El grupo farmacéutico sueco-británico AstraZeneca, asociado a la Universidad de Oxford, anunció el martes una pausa de los ensayos clínicos de su vacuna en varios países debido a la aparición de “una enfermedad no explicada” en un voluntario del Reino Unido. Así, las vacunaciones se suspenderán mientras el comité independiente que supervisa los ensayos evalúa el incidente. No se reveló ningún detalle, salvo que la complicación de ese voluntario es “seria”.

La vacuna de AstraZeneca/Oxford es uno de los nueve proyectos que ya entraron o se preparan a hacerlo en la tercera y última fase de ensayos clínicos, que involucra a decenas de miles de voluntarios.

Entretanto, la carrera mundial por hallar una vacuna contra el covid-19 se intensifica.

La Comisión Europea dijo ayer que entró en la fase final de las conversaciones con BioNTech y Pfizer para comprar hasta 300 millones de dosis de una potencial vacuna contra el covid-19.

Se trata de la sexta posible vacuna por la que el Ejecutivo de la Unión Europea (UE) alcanza o planea alcanzar un acuerdo de compra anticipada.

En tanto, en Estados Unidos, muchos expertos temen que Donald Trump presione por autorizar una vacuna antes de las elecciones del 3 de noviembre, en las que se jugará la reelección.

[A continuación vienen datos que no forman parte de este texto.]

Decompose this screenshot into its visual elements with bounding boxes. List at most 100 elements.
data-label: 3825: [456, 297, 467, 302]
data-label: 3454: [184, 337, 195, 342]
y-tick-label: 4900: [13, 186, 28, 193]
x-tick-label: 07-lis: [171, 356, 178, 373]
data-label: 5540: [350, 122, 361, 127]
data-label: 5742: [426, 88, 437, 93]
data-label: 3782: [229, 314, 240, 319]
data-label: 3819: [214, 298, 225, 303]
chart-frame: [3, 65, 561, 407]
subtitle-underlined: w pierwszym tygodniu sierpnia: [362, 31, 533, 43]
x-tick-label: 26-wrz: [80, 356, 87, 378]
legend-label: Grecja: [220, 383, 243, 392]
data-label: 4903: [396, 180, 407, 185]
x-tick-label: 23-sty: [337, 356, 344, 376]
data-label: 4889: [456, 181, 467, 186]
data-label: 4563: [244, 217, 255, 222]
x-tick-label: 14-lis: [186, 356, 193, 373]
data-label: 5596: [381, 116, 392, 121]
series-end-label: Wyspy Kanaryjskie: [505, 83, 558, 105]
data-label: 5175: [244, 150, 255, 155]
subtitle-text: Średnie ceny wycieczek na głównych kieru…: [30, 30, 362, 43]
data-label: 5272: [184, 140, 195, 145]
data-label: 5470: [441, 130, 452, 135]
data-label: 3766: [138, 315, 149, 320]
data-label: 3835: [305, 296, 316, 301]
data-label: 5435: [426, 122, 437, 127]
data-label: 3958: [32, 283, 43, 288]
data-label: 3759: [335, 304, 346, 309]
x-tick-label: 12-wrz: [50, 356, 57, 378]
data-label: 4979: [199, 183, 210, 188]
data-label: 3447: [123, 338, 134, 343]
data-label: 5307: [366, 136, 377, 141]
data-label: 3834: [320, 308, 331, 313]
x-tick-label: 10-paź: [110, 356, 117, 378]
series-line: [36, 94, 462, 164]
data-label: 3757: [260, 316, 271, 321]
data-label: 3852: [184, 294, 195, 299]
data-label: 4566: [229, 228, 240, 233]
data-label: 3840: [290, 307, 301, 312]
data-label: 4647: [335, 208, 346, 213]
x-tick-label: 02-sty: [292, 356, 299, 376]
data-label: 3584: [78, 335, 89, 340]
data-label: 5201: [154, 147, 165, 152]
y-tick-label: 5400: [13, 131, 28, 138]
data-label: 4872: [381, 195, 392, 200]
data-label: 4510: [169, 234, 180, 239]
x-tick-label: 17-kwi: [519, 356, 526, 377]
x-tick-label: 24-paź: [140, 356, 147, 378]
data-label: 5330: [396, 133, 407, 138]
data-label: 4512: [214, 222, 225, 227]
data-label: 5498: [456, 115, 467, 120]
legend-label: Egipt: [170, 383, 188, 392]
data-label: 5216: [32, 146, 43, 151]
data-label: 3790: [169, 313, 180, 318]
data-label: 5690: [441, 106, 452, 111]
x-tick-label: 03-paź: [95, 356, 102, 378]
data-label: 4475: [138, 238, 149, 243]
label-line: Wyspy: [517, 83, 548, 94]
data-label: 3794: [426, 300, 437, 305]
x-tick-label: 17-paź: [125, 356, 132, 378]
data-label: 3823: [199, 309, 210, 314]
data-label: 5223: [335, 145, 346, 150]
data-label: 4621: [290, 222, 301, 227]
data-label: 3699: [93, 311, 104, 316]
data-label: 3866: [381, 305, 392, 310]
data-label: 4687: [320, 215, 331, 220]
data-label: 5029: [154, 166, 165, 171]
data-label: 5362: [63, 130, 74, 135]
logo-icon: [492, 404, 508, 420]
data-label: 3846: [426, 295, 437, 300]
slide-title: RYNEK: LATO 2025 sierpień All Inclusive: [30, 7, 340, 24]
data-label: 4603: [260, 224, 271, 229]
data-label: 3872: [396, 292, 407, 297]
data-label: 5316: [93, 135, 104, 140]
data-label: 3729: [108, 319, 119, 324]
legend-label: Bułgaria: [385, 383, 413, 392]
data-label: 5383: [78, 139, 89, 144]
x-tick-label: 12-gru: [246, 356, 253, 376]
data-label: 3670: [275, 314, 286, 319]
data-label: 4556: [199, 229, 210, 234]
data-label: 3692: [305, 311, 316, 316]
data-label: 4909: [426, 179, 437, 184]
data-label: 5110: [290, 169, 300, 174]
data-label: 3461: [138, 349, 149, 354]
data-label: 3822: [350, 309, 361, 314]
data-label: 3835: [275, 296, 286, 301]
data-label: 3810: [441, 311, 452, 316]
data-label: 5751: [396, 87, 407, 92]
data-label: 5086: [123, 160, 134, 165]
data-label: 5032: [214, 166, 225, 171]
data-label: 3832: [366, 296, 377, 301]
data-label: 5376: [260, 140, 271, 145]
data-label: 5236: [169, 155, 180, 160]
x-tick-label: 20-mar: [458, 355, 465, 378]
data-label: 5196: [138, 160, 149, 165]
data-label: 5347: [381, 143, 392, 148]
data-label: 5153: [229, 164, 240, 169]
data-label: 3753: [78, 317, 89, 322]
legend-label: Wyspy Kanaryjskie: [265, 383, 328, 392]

Los Institutos Nacionales de Salud (NIH) de ese país están brindando financiamiento para los ensayos de la vacuna de AstraZeneca y Oxford, entre otros proyectos.

Saliendo al cruce de las sospechas, el director del NIH, Francis Collins, dijo en una audiencia ante la Comisión de Salud, Educación, Trabajo y Pensiones del Senado que “quiero abordar las preocupaciones sobre la seguridad. Esto es lo primero en nuestras mentes. No podemos transigir en eso”.

Por otro lado, en Rusia, las autoridades anunciaron ayer haber empezado a probar su vacuna Sputnik V entre 40.000 habitantes de la capital, sin esperar los resultados de la fase final de los ensayos clínicos.

“Como todo el mundo, estamos de acuerdo en que hay que avanzar rápidamente, pero esto no puede hacerse en detrimento de la seguridad de los participantes, que condiciona la de quienes serán vacunados una vez el producto sea comercializado”, declaró al respecto Bruno Hoen, director de investigación médica del Instituto Pasteur de Francia, que prepara la fase 1 de los ensayos de su propia vacuna.

En China, en tanto, se avanza con varios programas y el Gobierno de Xi Jinping ratificó que los que resulten exitosos serán puestos libremente a disposición de todos los países.

Según la OMS, en el mundo existen 34 proyectos de vacunas que son objeto de ensayos clínicos con humanos y 145 se hallan en una fase preclínica.

“Cuantos más proyectos de técnicas diferentes, más posibilidades tenemos de contar con una vacuna que funcione y sea bien tolerada”, sostiene Daniel Floret, vicepresidente de la Comisión Técnica de Vacunaciones de Francia.

Pero la mayoría de especialistas estiman ilusorio esperar que habrá un antígeno eficaz y seguro antes de fin de año.

“Para autorizar una vacuna, los ensayos clínicos deberán demostrar un nivel alto de seguridad, eficacia y calidad”, previene la Agencia Europea del Medicamento, que baraja, como muy pronto, la posibilidad del comienzo de 2021.